March 15, 2008
Abusing Drugs while Pregnant
Another front opens in the abortion wars.
An Alabama prosecutor is taking advantage of a new law to arrest mothers found to be using drugs while pregnant. "In my jurisdiction, a baby being born dead because of drug abuse is a huge deal," district attorney, Greg L. Gambril told The New York Times.
Mr. Gambril makes little distinction between fetus and child. He said his duty was to protect both - though the Alabama law he uses makes no reference to unborn children, and was primarily intended to protect youngsters from exposure to methamphetamine laboratories.
In the last 18 months, Gambril has charged eight women in the 37,000-person county with endangering their unborn babies through drug use, "a tally," The Times says, "without any recent parallel that women's advocates have been able to find."
The article emphasizes the county's rural, Southern culture. It says Maryland threw out two similar cases, while New Mexico's Supreme Court ruled a woman couldn't be charged with child abuse for using drugs while pregnant because the fetus was not a child.

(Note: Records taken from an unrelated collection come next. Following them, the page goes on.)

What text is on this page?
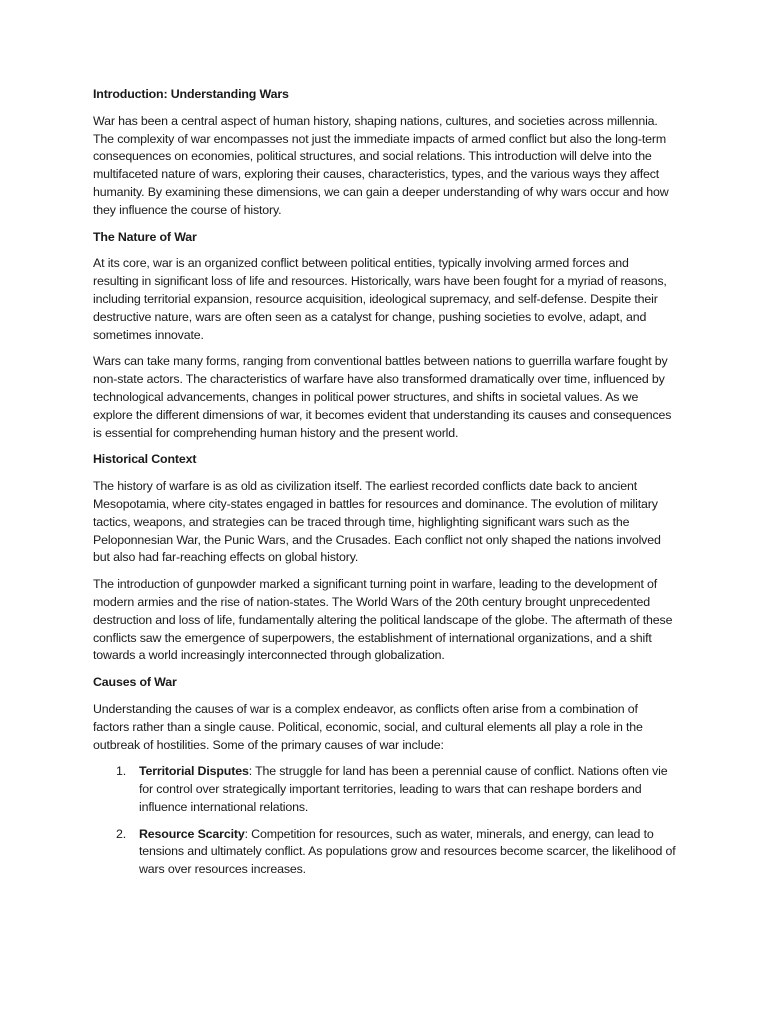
Introduction: Understanding Wars

War has been a central aspect of human history, shaping nations, cultures, and societies across millennia. The complexity of war encompasses not just the immediate impacts of armed conflict but also the long-term consequences on economies, political structures, and social relations. This introduction will delve into the multifaceted nature of wars, exploring their causes, characteristics, types, and the various ways they affect humanity. By examining these dimensions, we can gain a deeper understanding of why wars occur and how they influence the course of history.

The Nature of War

At its core, war is an organized conflict between political entities, typically involving armed forces and resulting in significant loss of life and resources. Historically, wars have been fought for a myriad of reasons, including territorial expansion, resource acquisition, ideological supremacy, and self-defense. Despite their destructive nature, wars are often seen as a catalyst for change, pushing societies to evolve, adapt, and sometimes innovate.

Wars can take many forms, ranging from conventional battles between nations to guerrilla warfare fought by non-state actors. The characteristics of warfare have also transformed dramatically over time, influenced by technological advancements, changes in political power structures, and shifts in societal values. As we explore the different dimensions of war, it becomes evident that understanding its causes and consequences is essential for comprehending human history and the present world.

Historical Context

The history of warfare is as old as civilization itself. The earliest recorded conflicts date back to ancient Mesopotamia, where city-states engaged in battles for resources and dominance. The evolution of military tactics, weapons, and strategies can be traced through time, highlighting significant wars such as the Peloponnesian War, the Punic Wars, and the Crusades. Each conflict not only shaped the nations involved but also had far-reaching effects on global history.

The introduction of gunpowder marked a significant turning point in warfare, leading to the development of modern armies and the rise of nation-states. The World Wars of the 20th century brought unprecedented destruction and loss of life, fundamentally altering the political landscape of the globe. The aftermath of these conflicts saw the emergence of superpowers, the establishment of international organizations, and a shift towards a world increasingly interconnected through globalization.

Causes of War

Understanding the causes of war is a complex endeavor, as conflicts often arise from a combination of factors rather than a single cause. Political, economic, social, and cultural elements all play a role in the outbreak of hostilities. Some of the primary causes of war include:

1. Territorial Disputes: The struggle for land has been a perennial cause of conflict. Nations often vie for control over strategically important territories, leading to wars that can reshape borders and influence international relations.
2. Resource Scarcity: Competition for resources, such as water, minerals, and energy, can lead to tensions and ultimately conflict. As populations grow and resources become scarcer, the likelihood of wars over resources increases.
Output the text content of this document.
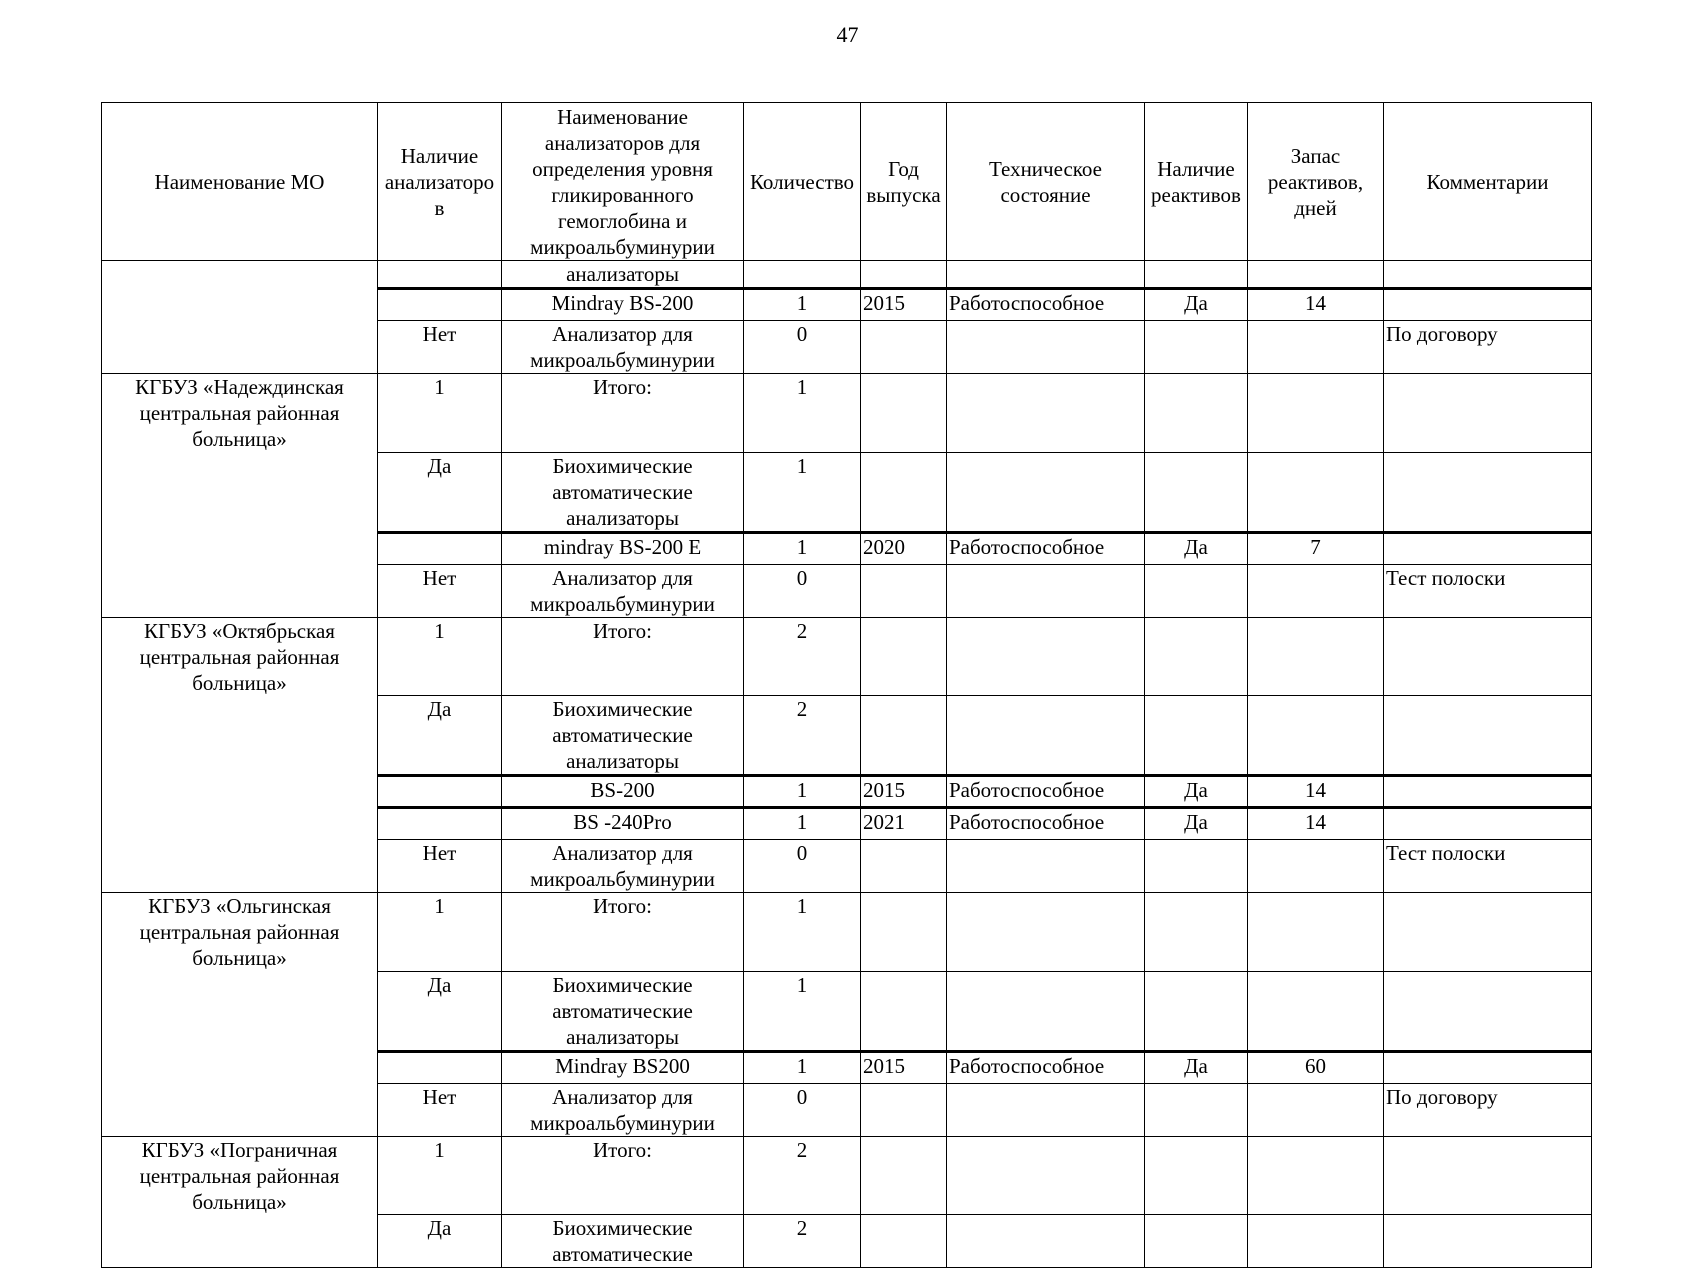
47
Наименование МО	Наличие анализаторо в	Наименование анализаторов для определения уровня гликированного гемоглобина и микроальбуминурии	Количество	Год выпуска	Техническое состояние	Наличие реактивов	Запас реактивов, дней	Комментарии
		анализаторы						
		Mindray BS-200	1	2015	Работоспособное	Да	14	
	Нет	Анализатор для микроальбуминурии	0					По договору
КГБУЗ «Надеждинская центральная районная больница»	1	Итого:	1					
	Да	Биохимические автоматические анализаторы	1					
		mindray BS-200 E	1	2020	Работоспособное	Да	7	
	Нет	Анализатор для микроальбуминурии	0					Тест полоски
КГБУЗ «Октябрьская центральная районная больница»	1	Итого:	2					
	Да	Биохимические автоматические анализаторы	2					
		BS-200	1	2015	Работоспособное	Да	14	
		BS -240Pro	1	2021	Работоспособное	Да	14	
	Нет	Анализатор для микроальбуминурии	0					Тест полоски
КГБУЗ «Ольгинская центральная районная больница»	1	Итого:	1					
	Да	Биохимические автоматические анализаторы	1					
		Mindray BS200	1	2015	Работоспособное	Да	60	
	Нет	Анализатор для микроальбуминурии	0					По договору
КГБУЗ «Пограничная центральная районная больница»	1	Итого:	2					
	Да	Биохимические автоматические	2					
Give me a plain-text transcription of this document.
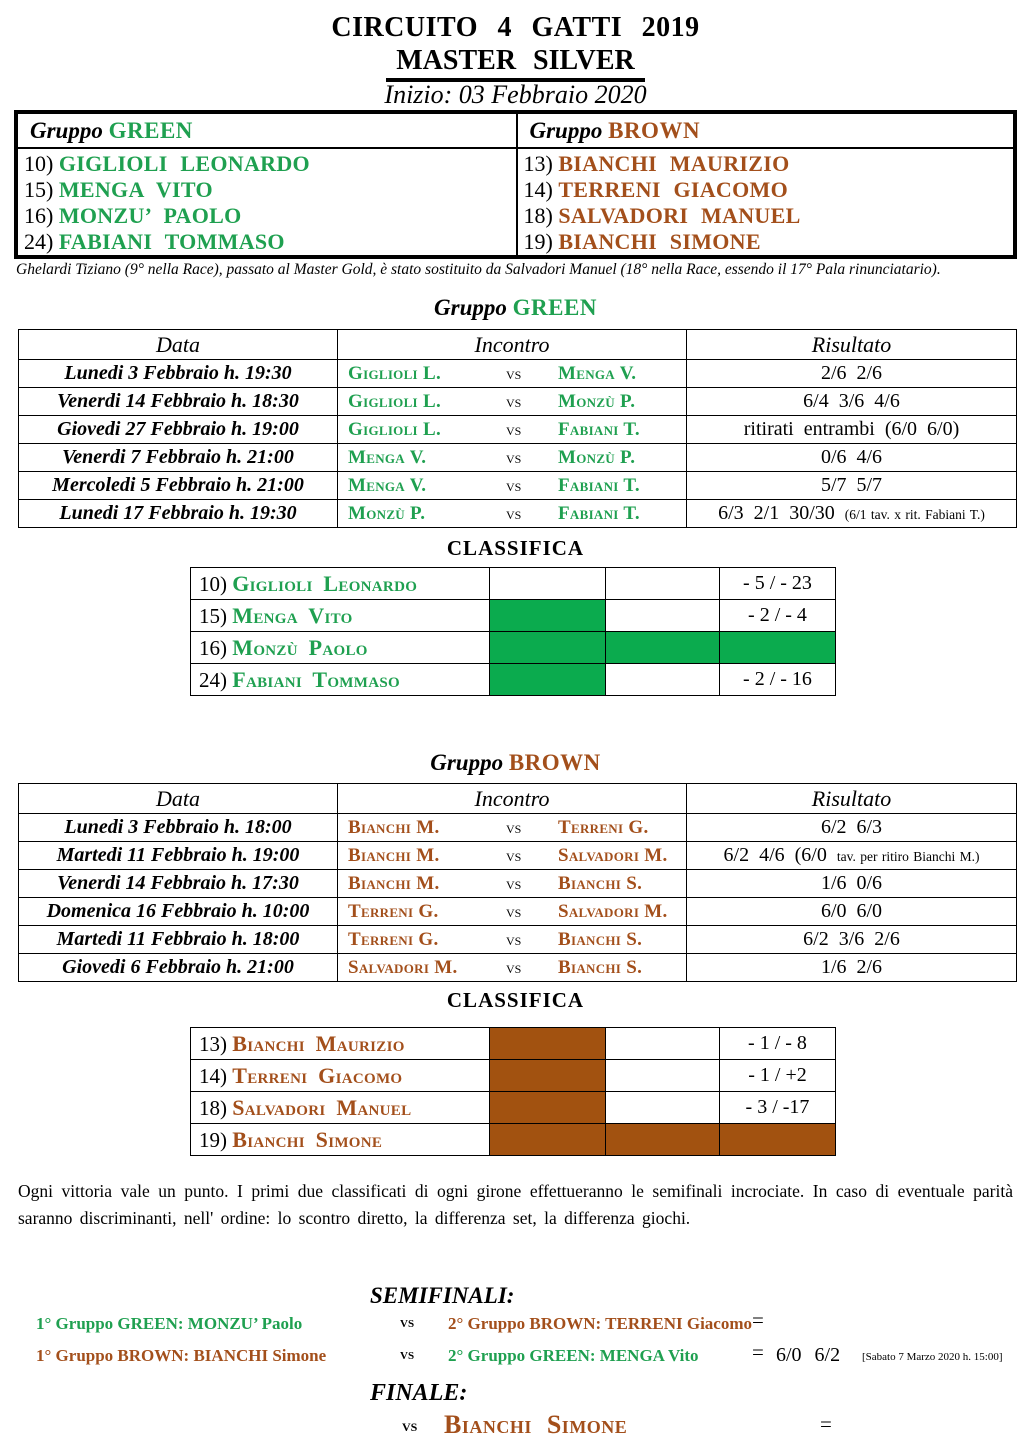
CIRCUITO 4 GATTI 2019
MASTER SILVER
Inizio: 03 Febbraio 2020
Gruppo GREEN
10) GIGLIOLI LEONARDO
15) MENGA VITO
16) MONZU’ PAOLO
24) FABIANI TOMMASO
Gruppo BROWN
13) BIANCHI MAURIZIO
14) TERRENI GIACOMO
18) SALVADORI MANUEL
19) BIANCHI SIMONE

Ghelardi Tiziano (9° nella Race), passato al Master Gold, è stato sostituito da Salvadori Manuel (18° nella Race, essendo il 17° Pala rinunciatario).

Gruppo GREEN
Data	Incontro	Risultato
Lunedi 3 Febbraio h. 19:30	Giglioli L. vs Menga V.	2/6 2/6
Venerdi 14 Febbraio h. 18:30	Giglioli L. vs Monzù P.	6/4 3/6 4/6
Giovedi 27 Febbraio h. 19:00	Giglioli L. vs Fabiani T.	ritirati entrambi (6/0 6/0)
Venerdi 7 Febbraio h. 21:00	Menga V. vs Monzù P.	0/6 4/6
Mercoledi 5 Febbraio h. 21:00	Menga V. vs Fabiani T.	5/7 5/7
Lunedi 17 Febbraio h. 19:30	Monzù P. vs Fabiani T.	6/3 2/1 30/30 (6/1 tav. x rit. Fabiani T.)
CLASSIFICA
10) Giglioli Leonardo			- 5 / - 23
15) Menga Vito			- 2 / - 4
16) Monzù Paolo			
24) Fabiani Tommaso			- 2 / - 16
Gruppo BROWN
Data	Incontro	Risultato
Lunedi 3 Febbraio h. 18:00	Bianchi M. vs Terreni G.	6/2 6/3
Martedi 11 Febbraio h. 19:00	Bianchi M. vs Salvadori M.	6/2 4/6 (6/0 tav. per ritiro Bianchi M.)
Venerdi 14 Febbraio h. 17:30	Bianchi M. vs Bianchi S.	1/6 0/6
Domenica 16 Febbraio h. 10:00	Terreni G. vs Salvadori M.	6/0 6/0
Martedi 11 Febbraio h. 18:00	Terreni G. vs Bianchi S.	6/2 3/6 2/6
Giovedi 6 Febbraio h. 21:00	Salvadori M. vs Bianchi S.	1/6 2/6
CLASSIFICA
13) Bianchi Maurizio			- 1 / - 8
14) Terreni Giacomo			- 1 / +2
18) Salvadori Manuel			- 3 / -17
19) Bianchi Simone			

Ogni vittoria vale un punto. I primi due classificati di ogni girone effettueranno le semifinali incrociate. In caso di eventuale parità saranno discriminanti, nell' ordine: lo scontro diretto, la differenza set, la differenza giochi.

SEMIFINALI:
1° Gruppo GREEN: MONZU’ Paolo	vs 2° Gruppo BROWN: TERRENI Giacomo =
1° Gruppo BROWN: BIANCHI Simone	vs 2° Gruppo GREEN: MENGA Vito	= 6/0 6/2 [Sabato 7 Marzo 2020 h. 15:00]
FINALE:
vs Bianchi Simone	=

While one local attorney called the charges "an overreaching," The Times says, "others bring up the powerful, unspoken community sanction against the combination of drugs and pregnant women." Hopefully southern Alabama isn't the only place in America where people find drug abuse by pregnant women an especially troublesome problem.
But, The Times seems to say, what else is there to do in southern Alabama?
Covington County is an isolated rural terrain where drugs are a recreational outlet in the absence of others, where the police found nearly 200 methamphetamine laboratories in the first years of the decade, and where they made more arrests for abusing the drug than anywhere else in the state.
All of the women quoted by The Times had several other charges.
It's unfortunate that a public discussion over something as serious as drug abuse by pregnant women has to be laced with the abortion debate. On this issue, at least, isn't there enough common ground on which pro-life and pro-choice advocates can agree?